What is Reslience?
Trying to combat mental illness and the effects it can have on you can be exhausting, hard, and can even make you feel worse. Nonetheless, resilience, or the process of fighting back and recovering from difficulties, is possible.
Resilience is a way to include positivity in your life and a way to fight back against the negative thoughts that often come with having a mental illness. It’s a way of like telling your mental illness that it doesn’t have more power than you have over yourself and that you can get back up when it knocks you down. There are tons of ways to practice resilience too, from changing behavior patterns or your environment to practicing healthy coping mechanisms.
Resilience acts as a type of protective factor, which are ways to prevent issues like more severe mental health effects from occurring. It’s different than simply trying to overcome your issues though; while it may sound like it’s the same thing as putting on a smile on your face and acting as if nothing is wrong, resilience is more about trying to find a way to battle your feelings and also means embracing that they’re in the first place.
But how does resilience look for adolescents specifically? One study interviewed five teenage girls who were being treated for various mental illnesses such as addiction, PTSD, and depression. Common patterns appeared in what all of them had to say; for example, embracing resilience for them was challenging, but they described the effects that it had on them to be really rewarding.
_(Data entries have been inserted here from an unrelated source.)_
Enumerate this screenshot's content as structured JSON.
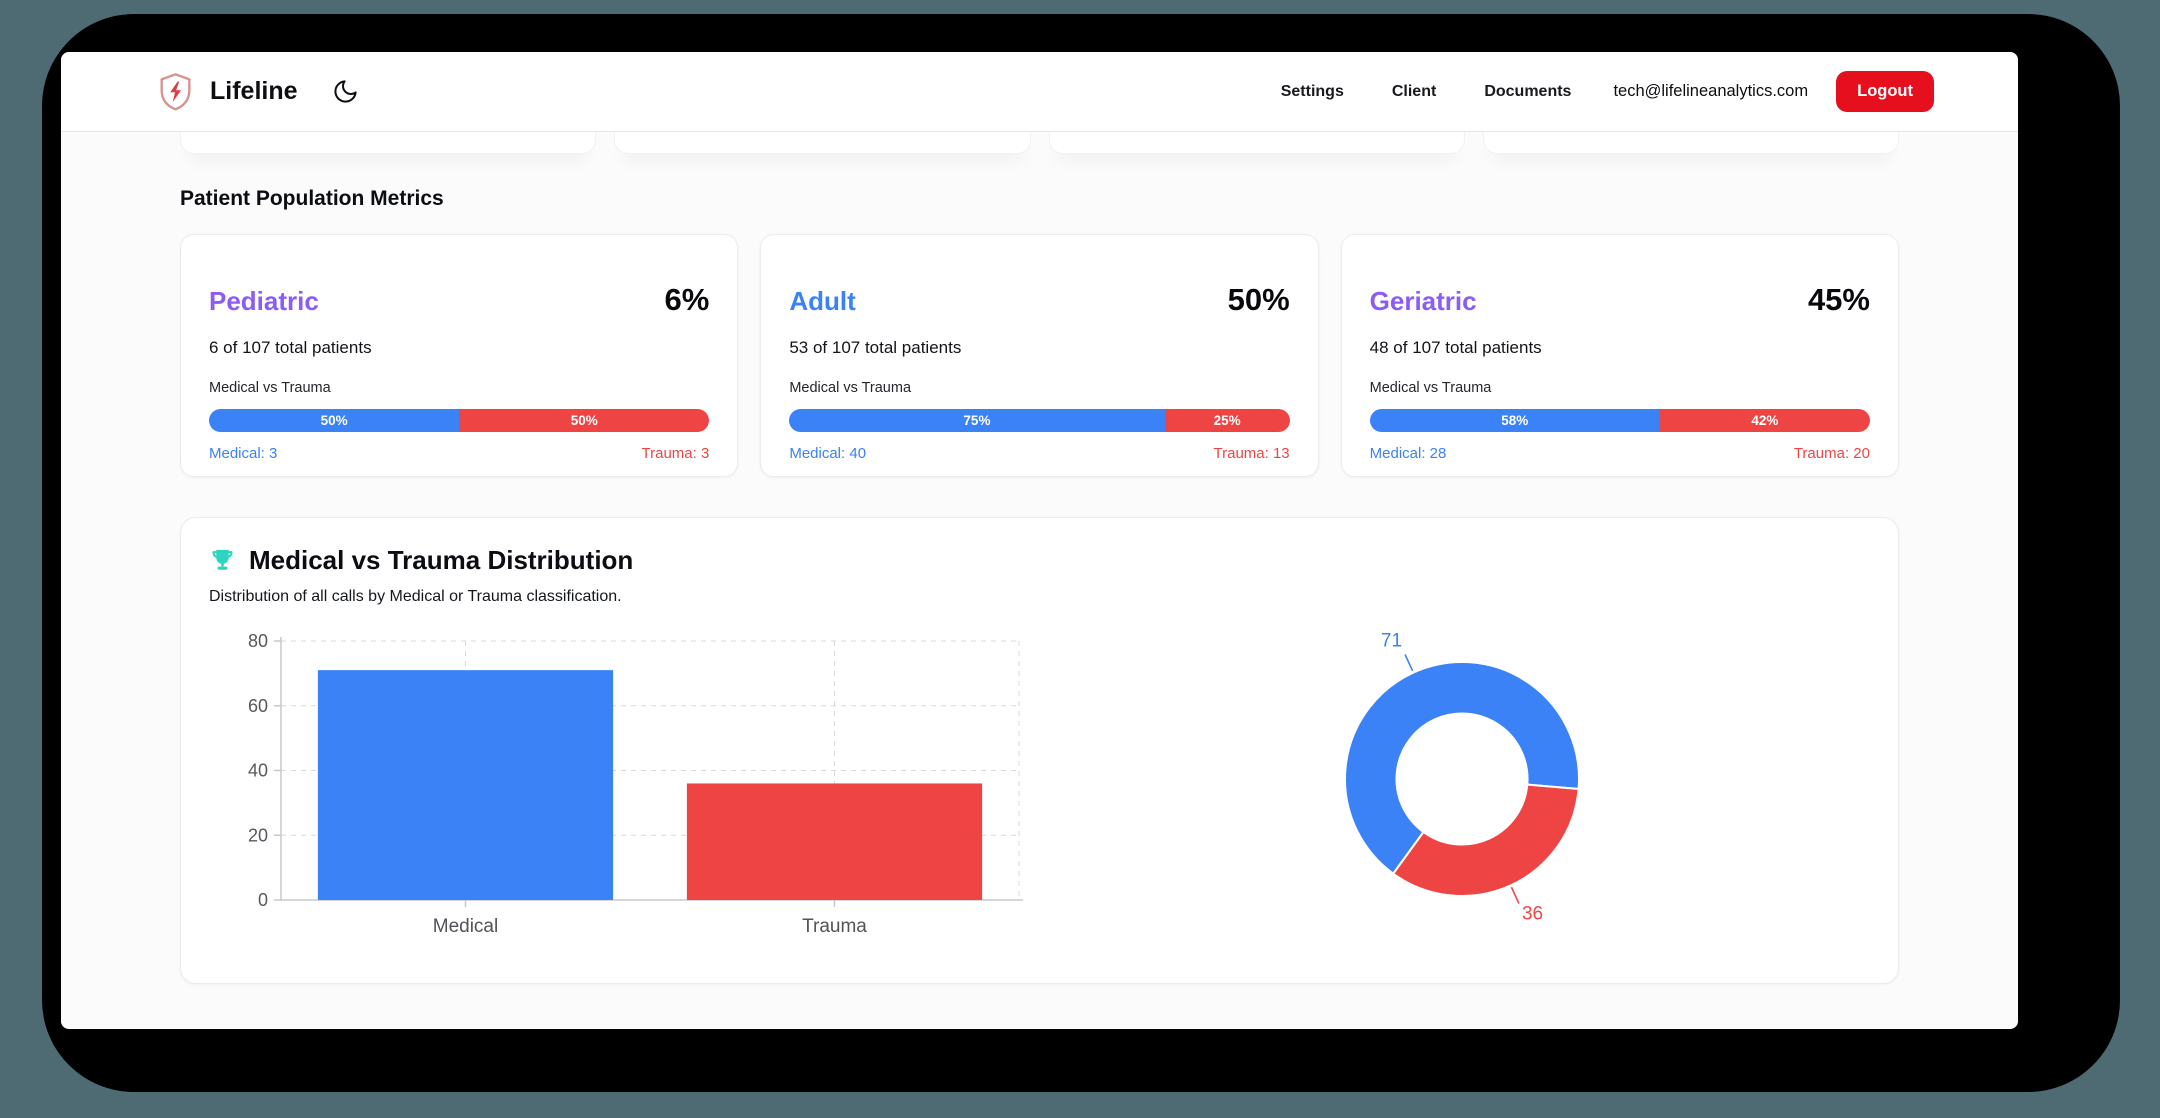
{
  "header": {
    "brand": "Lifeline",
    "nav_items": [
      "Settings",
      "Client",
      "Documents"
    ],
    "email": "tech@lifelineanalytics.com",
    "logout": "Logout"
  },
  "metrics": {
    "heading": "Patient Population Metrics",
    "cards": [
      {
        "name": "Pediatric",
        "accent": "#8b5cf6",
        "percent": "6%",
        "patients": "6 of 107 total patients",
        "bar_title": "Medical vs Trauma",
        "medical_share": 50,
        "trauma_share": 50,
        "medical_pct": "50%",
        "trauma_pct": "50%",
        "medical_label": "Medical: 3",
        "trauma_label": "Trauma: 3"
      },
      {
        "name": "Adult",
        "accent": "#3b82f6",
        "percent": "50%",
        "patients": "53 of 107 total patients",
        "bar_title": "Medical vs Trauma",
        "medical_share": 75,
        "trauma_share": 25,
        "medical_pct": "75%",
        "trauma_pct": "25%",
        "medical_label": "Medical: 40",
        "trauma_label": "Trauma: 13"
      },
      {
        "name": "Geriatric",
        "accent": "#8b5cf6",
        "percent": "45%",
        "patients": "48 of 107 total patients",
        "bar_title": "Medical vs Trauma",
        "medical_share": 58,
        "trauma_share": 42,
        "medical_pct": "58%",
        "trauma_pct": "42%",
        "medical_label": "Medical: 28",
        "trauma_label": "Trauma: 20"
      }
    ]
  },
  "distribution": {
    "title": "Medical vs Trauma Distribution",
    "subtitle": "Distribution of all calls by Medical or Trauma classification."
  },
  "chart_data": [
    {
      "type": "bar",
      "title": "Medical vs Trauma Distribution",
      "categories": [
        "Medical",
        "Trauma"
      ],
      "values": [
        71,
        36
      ],
      "colors": [
        "#3b82f6",
        "#ef4444"
      ],
      "xlabel": "",
      "ylabel": "",
      "ylim": [
        0,
        80
      ],
      "yticks": [
        0,
        20,
        40,
        60,
        80
      ],
      "grid": "dashed",
      "legend": "none"
    },
    {
      "type": "pie",
      "subtype": "doughnut",
      "labels": [
        "Medical",
        "Trauma"
      ],
      "values": [
        71,
        36
      ],
      "colors": [
        "#3b82f6",
        "#ef4444"
      ],
      "hole_ratio": 0.56,
      "rotation_deg": 216,
      "legend": "none",
      "datalabels": "outside-with-leader-lines"
    }
  ],
  "colors": {
    "medical_blue": "#3b82f6",
    "trauma_red": "#ef4444",
    "accent_purple": "#8b5cf6",
    "logout_red": "#e50f1e",
    "trophy_teal": "#2dd4bf",
    "page_background": "#4e6a73"
  }
}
These difficulties came in the form of trying to find positivity when combating triggers or experiencing nightmares, or feeling like they were alone in their situation and trying to withstand trauma by themselves, especially because of things like stigma or being shut down when they did open up. They were able to find resilience through becoming more confident in dealing with their mental health issues, which led to an increase in self-worth, and it was something that they were able to work on not just with other’s help, but through their own individual determination. They were also able to find the resources they needed and simply just surviving when things felt like they were at their worst.
While it’s a journey, finding ways to be resilient against your mental illness is possible.
What do you think resilience is? How do you embrace difficulties or challenges that may come because of mental health?